Generational Wealth Starts With a Conversation
If you’ve built a family while spending much of your time stressed out about money, you’re likely hoping that future generations won’t face the same struggles you did. Here’s your chance—allow your children and grandchildren to ask questions. It’s never too early to learn how to manage money.
Tackling the topic early in life seeks to combat the excess of online information, one of the downsides of growing up in the digital age. With many financial firms turning toward social media, this could be of benefit to interested adolescents. “Finfluencers” (financial influencers who provide information and advice to potential retail investors) are taking over the internet. While finfluencers can provide valuable insights, their advice may be influenced by personal biases or financial incentives. Be sure to use reliable sources and to view their content with healthy skepticism.
Teaching The Next Generation About Building Wealth
Instead of letting your lineage slip into a hole of financial confusion and misinformation, encourage better money habits through conversation. Building generational wealth includes passing on your financial assets. Why not also pass down the financial wisdom you’ve acquired? A survey from Insurify, based on Pew Research data, reports that parents and family members are still Gen Z’s top picks for financial advice—TikTok coming in second.
The Good News
You can help clarify young family members’ money-related questions. Teaching the basics of investing for kids seeks to supply the knowledge that children need to one day make important financial decisions—especially considering they may receive a financial inheritance from you in the future!
Here are a few questions to strike up a money mindset discussion:
Before the Age of 15
- If I gave you $100, how would you spend it?
- Why should you save part of your birthday money or allowance?
- How do you think money helps people achieve their goals?
- What would you do if you needed to save for a big purchase, like a bike?

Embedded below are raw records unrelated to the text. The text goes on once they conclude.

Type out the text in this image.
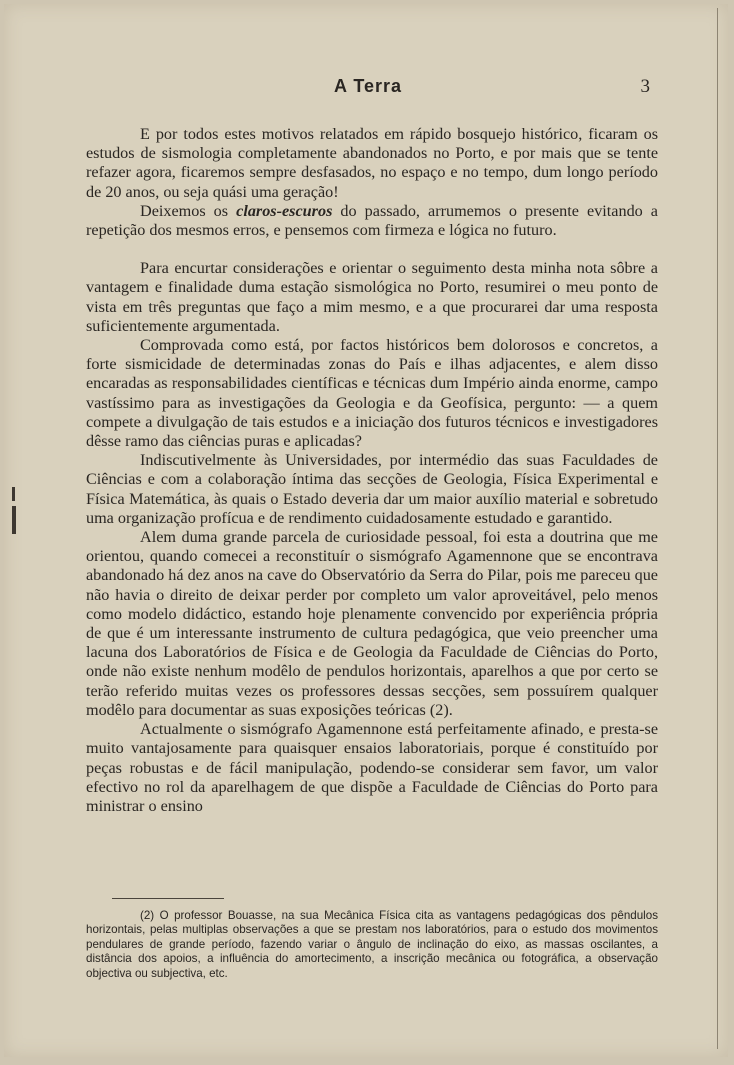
A Terra	3

E por todos estes motivos relatados em rápido bosquejo histórico, ficaram os estudos de sismologia completamente abandonados no Porto, e por mais que se tente refazer agora, ficaremos sempre desfasados, no espaço e no tempo, dum longo período de 20 anos, ou seja quási uma geração!

Deixemos os claros-escuros do passado, arrumemos o presente evitando a repetição dos mesmos erros, e pensemos com firmeza e lógica no futuro.

Para encurtar considerações e orientar o seguimento desta minha nota sôbre a vantagem e finalidade duma estação sismológica no Porto, resumirei o meu ponto de vista em três preguntas que faço a mim mesmo, e a que procurarei dar uma resposta suficientemente argumentada.

Comprovada como está, por factos históricos bem dolorosos e concretos, a forte sismicidade de determinadas zonas do País e ilhas adjacentes, e alem disso encaradas as responsabilidades científicas e técnicas dum Império ainda enorme, campo vastíssimo para as investigações da Geologia e da Geofísica, pergunto: — a quem compete a divulgação de tais estudos e a iniciação dos futuros técnicos e investigadores dêsse ramo das ciências puras e aplicadas?

Indiscutivelmente às Universidades, por intermédio das suas Faculdades de Ciências e com a colaboração íntima das secções de Geologia, Física Experimental e Física Matemática, às quais o Estado deveria dar um maior auxílio material e sobretudo uma organização profícua e de rendimento cuidadosamente estudado e garantido.

Alem duma grande parcela de curiosidade pessoal, foi esta a doutrina que me orientou, quando comecei a reconstituír o sismógrafo Agamennone que se encontrava abandonado há dez anos na cave do Observatório da Serra do Pilar, pois me pareceu que não havia o direito de deixar perder por completo um valor aproveitável, pelo menos como modelo didáctico, estando hoje plenamente convencido por experiência própria de que é um interessante instrumento de cultura pedagógica, que veio preencher uma lacuna dos Laboratórios de Física e de Geologia da Faculdade de Ciências do Porto, onde não existe nenhum modêlo de pendulos horizontais, aparelhos a que por certo se terão referido muitas vezes os professores dessas secções, sem possuírem qualquer modêlo para documentar as suas exposições teóricas (2).

Actualmente o sismógrafo Agamennone está perfeitamente afinado, e presta-se muito vantajosamente para quaisquer ensaios laboratoriais, porque é constituído por peças robustas e de fácil manipulação, podendo-se considerar sem favor, um valor efectivo no rol da aparelhagem de que dispõe a Faculdade de Ciências do Porto para ministrar o ensino

(2) O professor Bouasse, na sua Mecânica Física cita as vantagens pedagógicas dos pêndulos horizontais, pelas multiplas observações a que se prestam nos laboratórios, para o estudo dos movimentos pendulares de grande período, fazendo variar o ângulo de inclinação do eixo, as massas oscilantes, a distância dos apoios, a influência do amortecimento, a inscrição mecânica ou fotográfica, a observação objectiva ou subjectiva, etc.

- What questions do you have about money?
After the Age of 15
- How can you be prepared for unexpected expenses?
- What financial goals would you like to work towards in the next 5 years?
- Is there anything significant you want to start saving for?
- How would you explain investing to a friend?
- What will you do when you have an income you need to manage?
Starting Early
There are many approaches to encouraging youngsters to start thinking about their financial future. Asking questions can be helpful at first, but what do you do when they are eager to take advantage of the advice you are giving them?
01 Make Money
Learning about money is much easier when you have some in your pocket! Encouraging chores to be completed for an allowance teaches them what an exchange is. A more entrepreneurial pathway that instills the values of hard work could be starting a kid-friendly business (watering the neighbor’s garden, mowing lawns, lemonade stand, babysitting).
02 Save Money
Once they have some money, teaching them to save it using a nostalgic piggy bank could be a great start. Another fun suggestion is to divide their earnings into three jars: one for future investments, one for their next big purchase, and one to spend immediately.
03 Invest Money
They will eventually save enough money to invest. For older kids or teens who have earned income from a part-time job, consider a Custodial Roth IRA. This method gives the child decades to see their contributions potentially grow and with potential tax and penalty-free withdrawals.
Alternatively, you can give the gift of investing directly into a mutual fund on your minor’s behalf. Mutual funds like NASDX aim to combine innovation, growth, and a long-term track record that could help secure your family’s financial success for years to come.
Not Quite Ready to Work, Save, Invest?
There are thousands of financial literacy games online. If you have young children who are learning about currency for the first time, send them to The U.S. Mint’s children’s money games for individual enrichment as part of a lesson plan.